One of the flaws of political journalism, in fact, is that a lot of what amounts to spin is given authority by being reported at face value.
Instead, the reader is going to be asking you to develop a hypothesis, weigh the evidence, and come to some conclusion about it ‐‐ it's really very much analogous to the scientific method. Good journalism has always done this ‐‐ but now it needs to be done more explicitly.
If you don't know how to make an argument you spend a large amount of time putting together statistics on how many college athletes get arrested only to find yourself widely ridiculed for not even bothering to provide context. In the past you could just say something and the worst that would happen would be a nasty letter to the editor from a crotchety old guy; now your arguments have to be bulletproof (or at least, you know, try a little) lest you get eviscerated.

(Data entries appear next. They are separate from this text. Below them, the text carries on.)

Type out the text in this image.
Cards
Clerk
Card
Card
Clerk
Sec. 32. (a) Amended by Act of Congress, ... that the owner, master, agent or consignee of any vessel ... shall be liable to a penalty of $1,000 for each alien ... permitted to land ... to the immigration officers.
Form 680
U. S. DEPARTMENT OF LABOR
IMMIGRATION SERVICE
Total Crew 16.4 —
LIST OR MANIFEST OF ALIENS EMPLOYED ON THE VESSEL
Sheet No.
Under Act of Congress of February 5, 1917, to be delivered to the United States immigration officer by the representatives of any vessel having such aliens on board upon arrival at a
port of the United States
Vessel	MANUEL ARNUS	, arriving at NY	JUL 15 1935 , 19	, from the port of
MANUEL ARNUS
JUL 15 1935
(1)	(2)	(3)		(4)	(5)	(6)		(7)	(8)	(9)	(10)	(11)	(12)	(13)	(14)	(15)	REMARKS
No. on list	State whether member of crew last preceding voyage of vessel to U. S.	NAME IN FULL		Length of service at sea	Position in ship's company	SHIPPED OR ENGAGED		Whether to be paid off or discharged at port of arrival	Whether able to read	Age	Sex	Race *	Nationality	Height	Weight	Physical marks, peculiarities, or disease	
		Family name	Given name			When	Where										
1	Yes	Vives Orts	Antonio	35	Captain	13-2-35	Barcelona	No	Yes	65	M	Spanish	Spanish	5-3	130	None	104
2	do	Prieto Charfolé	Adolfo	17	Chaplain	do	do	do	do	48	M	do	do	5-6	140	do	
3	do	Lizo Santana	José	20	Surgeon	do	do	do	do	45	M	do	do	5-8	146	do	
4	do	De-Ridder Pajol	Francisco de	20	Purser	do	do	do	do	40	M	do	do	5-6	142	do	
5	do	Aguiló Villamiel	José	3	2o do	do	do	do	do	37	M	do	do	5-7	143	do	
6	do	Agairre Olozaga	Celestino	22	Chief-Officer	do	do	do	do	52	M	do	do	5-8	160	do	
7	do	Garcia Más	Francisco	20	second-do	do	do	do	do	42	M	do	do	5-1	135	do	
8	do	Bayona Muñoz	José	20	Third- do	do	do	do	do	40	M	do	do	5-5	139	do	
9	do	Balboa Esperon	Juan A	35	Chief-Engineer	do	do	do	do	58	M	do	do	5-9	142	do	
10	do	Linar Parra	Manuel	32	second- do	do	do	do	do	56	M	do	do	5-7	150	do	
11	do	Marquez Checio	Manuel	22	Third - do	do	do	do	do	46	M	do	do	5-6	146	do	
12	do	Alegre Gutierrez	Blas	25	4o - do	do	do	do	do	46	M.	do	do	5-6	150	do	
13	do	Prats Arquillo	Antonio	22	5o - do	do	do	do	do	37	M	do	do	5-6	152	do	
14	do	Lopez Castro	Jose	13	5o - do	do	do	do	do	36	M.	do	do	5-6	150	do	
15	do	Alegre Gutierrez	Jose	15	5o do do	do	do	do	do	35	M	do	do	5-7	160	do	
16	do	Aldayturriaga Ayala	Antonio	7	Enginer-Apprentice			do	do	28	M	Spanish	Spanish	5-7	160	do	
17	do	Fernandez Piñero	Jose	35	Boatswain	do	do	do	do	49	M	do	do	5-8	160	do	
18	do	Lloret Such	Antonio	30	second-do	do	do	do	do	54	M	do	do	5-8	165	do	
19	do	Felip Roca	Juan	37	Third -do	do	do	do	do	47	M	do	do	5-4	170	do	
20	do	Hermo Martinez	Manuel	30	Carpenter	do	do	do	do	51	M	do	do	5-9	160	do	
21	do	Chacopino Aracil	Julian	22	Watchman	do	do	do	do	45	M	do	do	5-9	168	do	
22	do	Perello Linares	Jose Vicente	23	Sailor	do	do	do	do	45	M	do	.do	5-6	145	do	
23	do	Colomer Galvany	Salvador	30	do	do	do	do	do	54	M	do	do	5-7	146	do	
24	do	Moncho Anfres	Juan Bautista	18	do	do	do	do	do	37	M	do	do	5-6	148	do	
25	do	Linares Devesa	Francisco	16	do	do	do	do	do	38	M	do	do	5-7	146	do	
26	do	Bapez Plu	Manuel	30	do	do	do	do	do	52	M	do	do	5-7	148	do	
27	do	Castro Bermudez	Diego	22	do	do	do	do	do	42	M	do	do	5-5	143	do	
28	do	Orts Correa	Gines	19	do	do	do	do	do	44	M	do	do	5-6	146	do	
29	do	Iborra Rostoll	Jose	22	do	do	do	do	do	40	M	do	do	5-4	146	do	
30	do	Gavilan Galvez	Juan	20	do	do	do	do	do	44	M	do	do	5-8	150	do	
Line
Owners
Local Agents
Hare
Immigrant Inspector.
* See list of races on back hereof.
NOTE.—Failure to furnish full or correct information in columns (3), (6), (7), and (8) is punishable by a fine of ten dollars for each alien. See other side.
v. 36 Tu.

Silver also suggests journalists learn what to do with numbers, which is something I harp on consistently.
APR bite. While football APR penalties have generally been restricted to the San Jose States of the world, small squad sizes and NBA departures have made the APR an actual toothy thing in college basketball. A couple years ago Indiana, Purdue, and Ohio State all got hit in the offseason. This year UConn feels the wrath:
The national champion Connecticut men's basketball program will lose two scholarships for the upcoming season as a result of a poor Academic Performance Rating from the NCAA. …
The rating puts the basketball program's four-year rating at 893, below the NCAA minimum score of 925. The score for the 2009-10 academic year is 826.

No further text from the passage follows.